La terapia della Gestalt è entrata nel mondo affermandosi competitivamente, agli inizi del movimento umanistico: Perls fece un ottimo lavoro nel competere con il monopolio della psicanalisi, un monopolio dogmatico che aveva esiliato alcuni dei suoi migliori talenti (come la Horney ) e continuava ad opporsi a molta della creatività allora presente.
Perls manovrò efficacemente la competizione, tanto che fu della Gestalt che si disse” qui c’è qualcosa con un maggiore potere terapeutico”.
Parlando dei buchi della Gestalt, Naranjo pensa però che Perls e Laura Perls siano stati presuntuosi nel pensare che fosse sufficiente la consapevolezza del corpo, l’attenzione alla posizione e alla gestualità, nel corso del processo terapeutico, e l’attenzione alle sensazioni corporee come parte del risveglio e specchio dei sentimenti.
Apprezza i gestaltisti della nuova generazione, che prestano attenzione al dissolvimento della corrazza corporea, rifacendosi a Lowen, Feldenkreis, Alexander, come pure allo yoga ed al Tai-Chi.
Pure il sistematico rifiuto dei vantaggi offerti dai consigli e prescrizioni comportamentali, che sono una indubbia risorsa in mano allo psicoterapeuta, sono secondo lui un buco nel repertorio terapeutico della Gestalt, come anche la tendenza alla durezza piuttosto che alla tenerezza.
E’ utile ricordare che stiamo lavorando per ricostruire la nostra capacità di amare, senza la quale non ci può essere soddisfazione profonda nè fine alla sofferenza.
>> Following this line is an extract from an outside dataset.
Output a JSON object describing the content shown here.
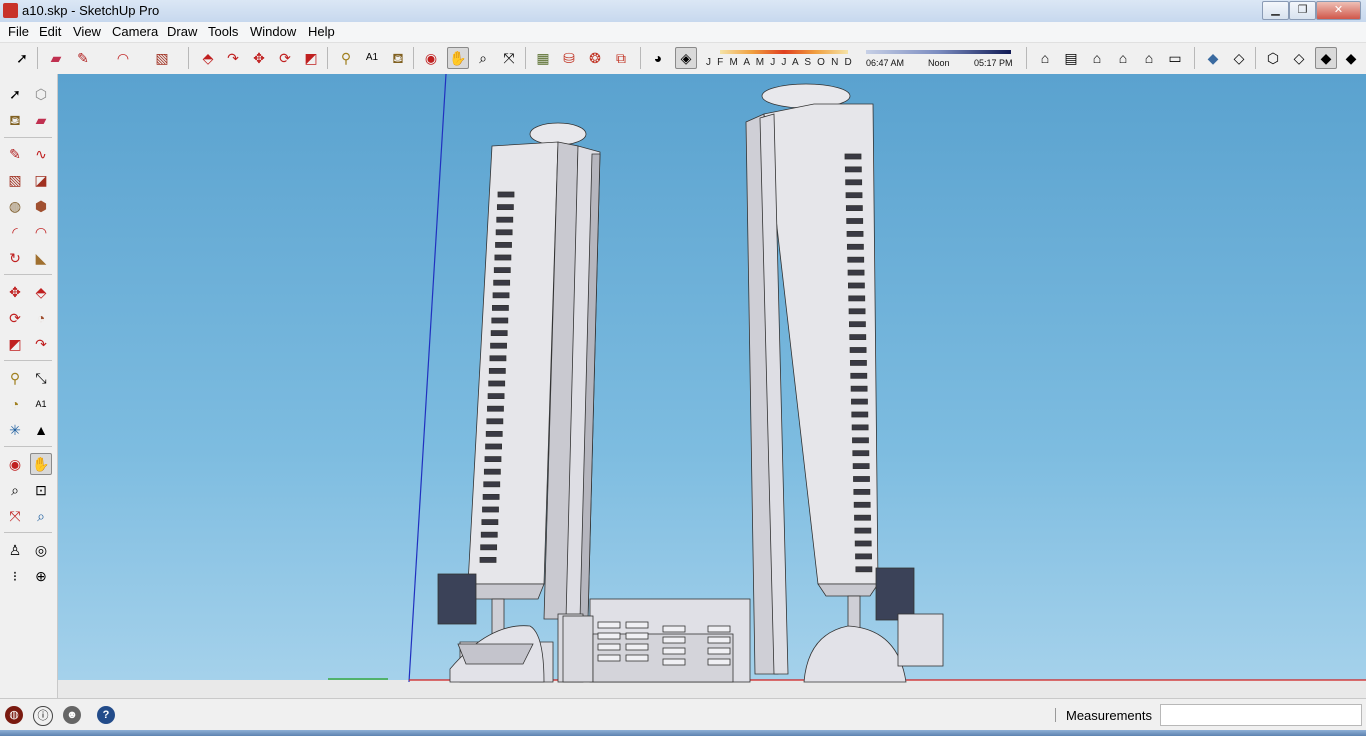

A questo propoposito i gestaltisti, sempre secondo Naranjo, avrebbero molto da imparare dal processo Primal Fisher-Hoffmann, l’enfasi portata in questa terapia all’amore e al perdono può essere di integrazione alla terapia gestaltica.
La Gestalt è edonismo umanistico: è vero che l’espressione degli impulsi ha aiutato a dissolvere la repressione, l’ingiunzione a non trattenere ha favorito il processo di prendere coscienza degli impulsi, ma questo non ci deve portare a pensare che il processo contrario sia infruttuoso in sé.
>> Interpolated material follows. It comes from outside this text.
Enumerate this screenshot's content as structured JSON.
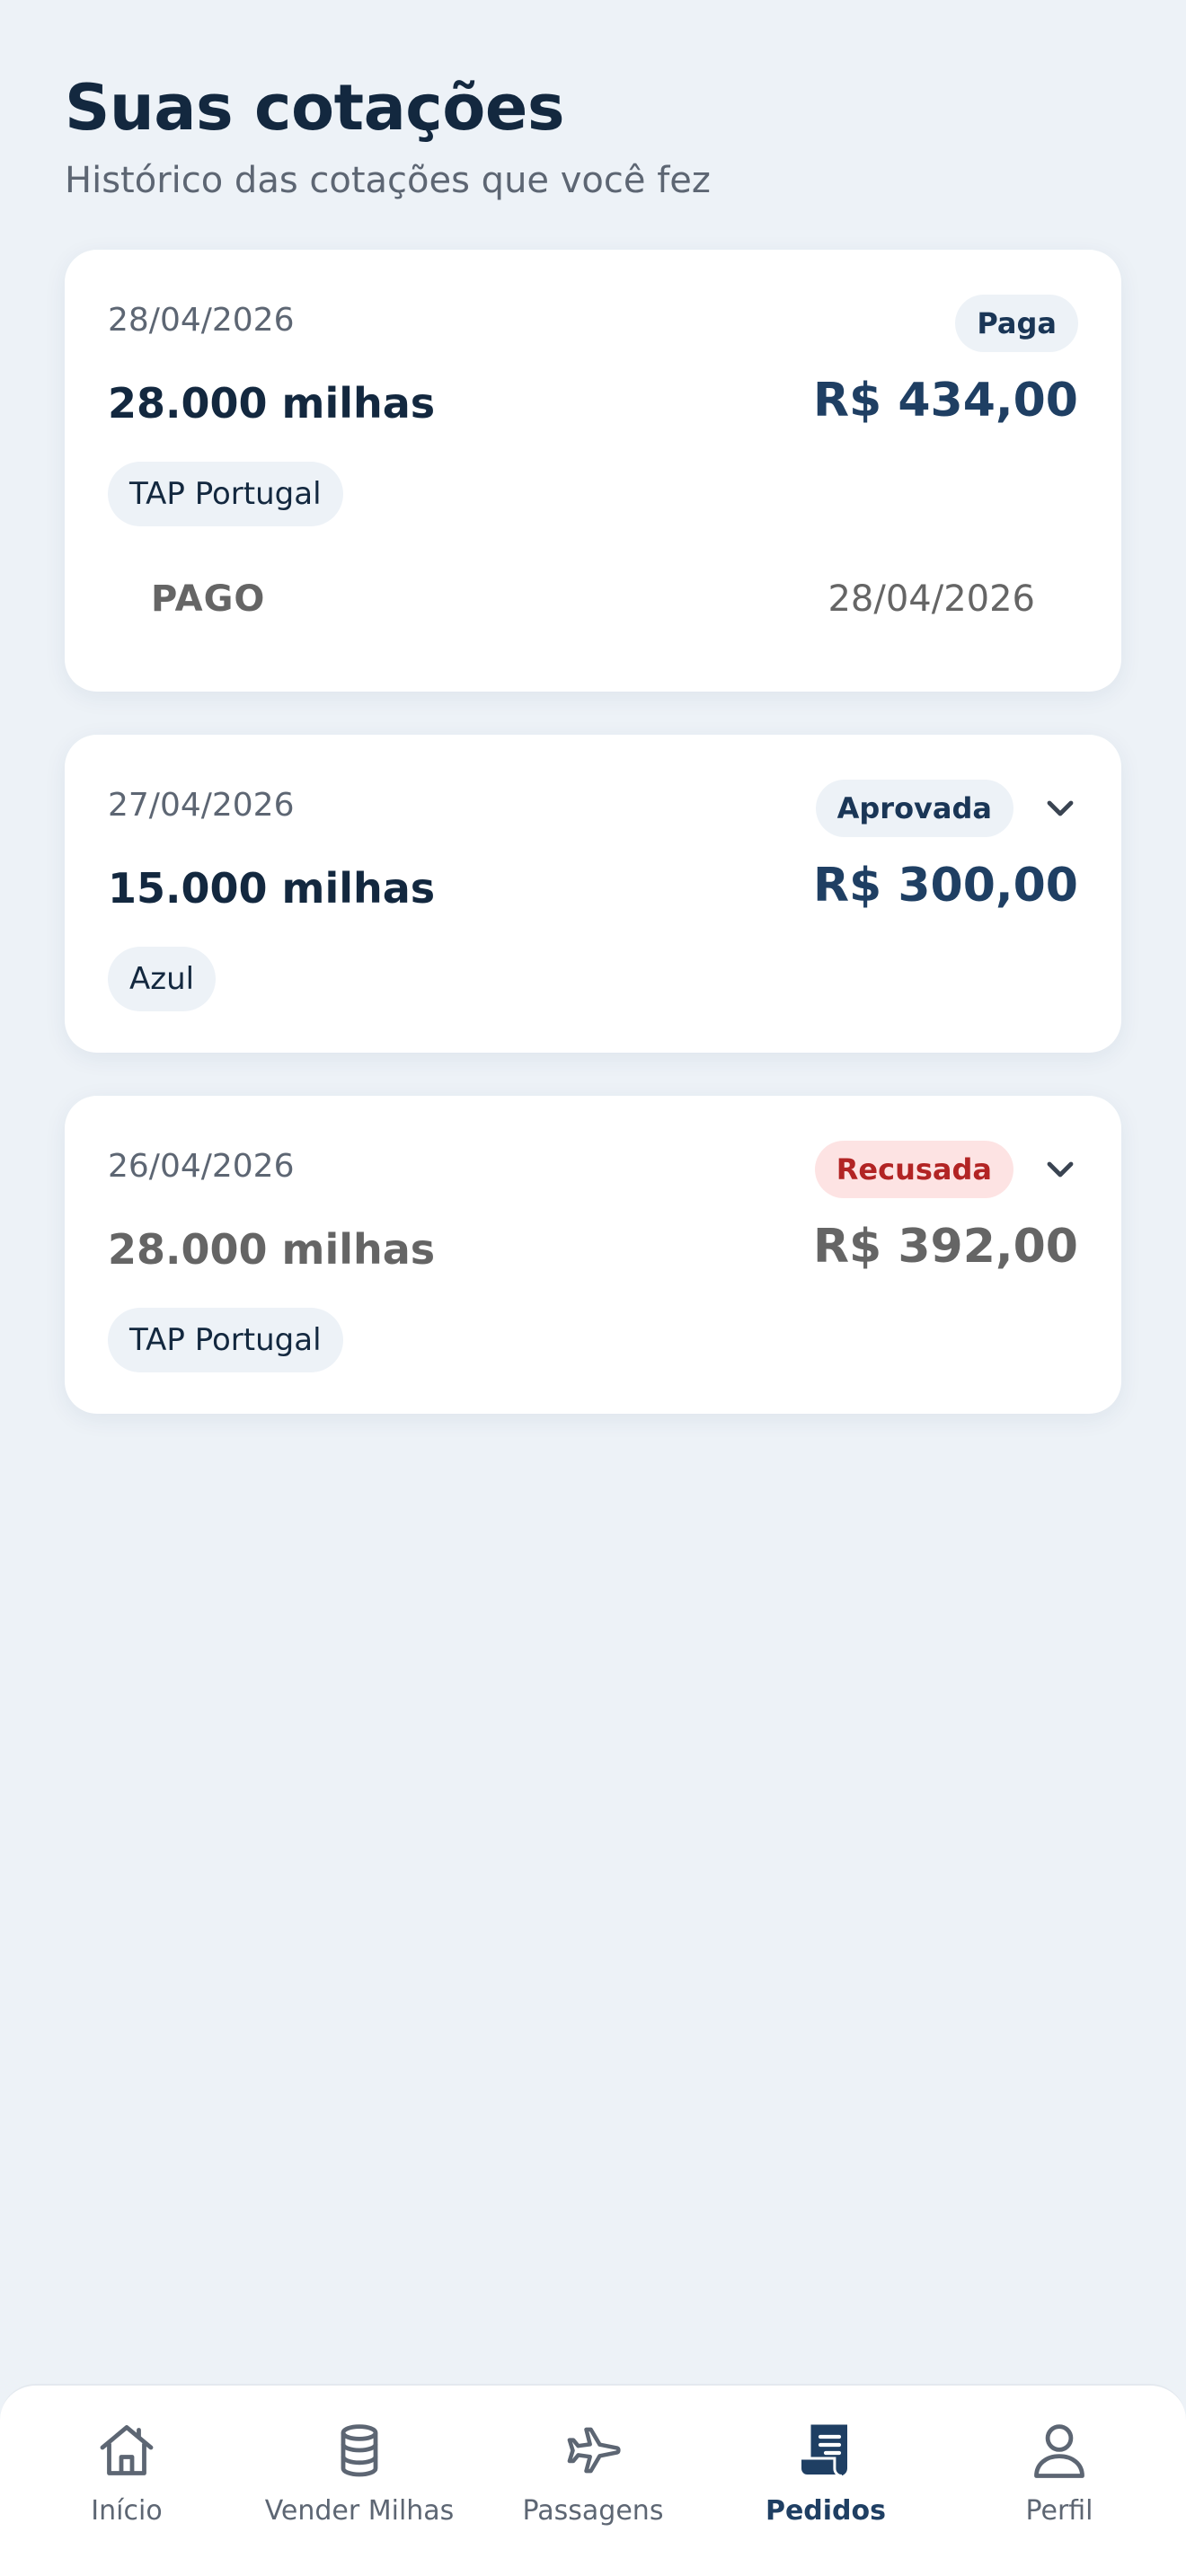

La spiritualità non è stata edonistica ma ascetica, austera, a causa del riconoscimento che anche la restrizione può affinare l’attenzione ai nostri desideri e emozioni.
Nella pratica Gestaltica possiamo vedere che in essa si riflettono entrambi gli aspetti, una parte della Gestalt consiste nello stare senza il Persecutore, ma un’altra parte consiste nel stare “con” la propria esperienza senza agirla, un esmpio:”mi sento a disagio per quello che hai detto” invece di criticare.
Molti sono convinti che si debba vivere in modo Gestaltico anche al di fuori delle sedute, esprimere i propri sentimenti negativi sempre.
Secondo Naranjo ciò porta ad una spirale negativa senza fine, e senza un’assistenza terapeutica adeguata non è il caso: consiglia una visione gestaltica più ampia che includa la meditazione, un lavoro sul corpo e un punto di vista intellettuale sullo sviluppo umano che contribuisca alla crescita dell’indviduo.
La terapia della Gestalt svolgerebbe a questo punto ancora meglio la sua funzione di elemento prezioso, in un mosaico che la completerebbe e sosterrebbe.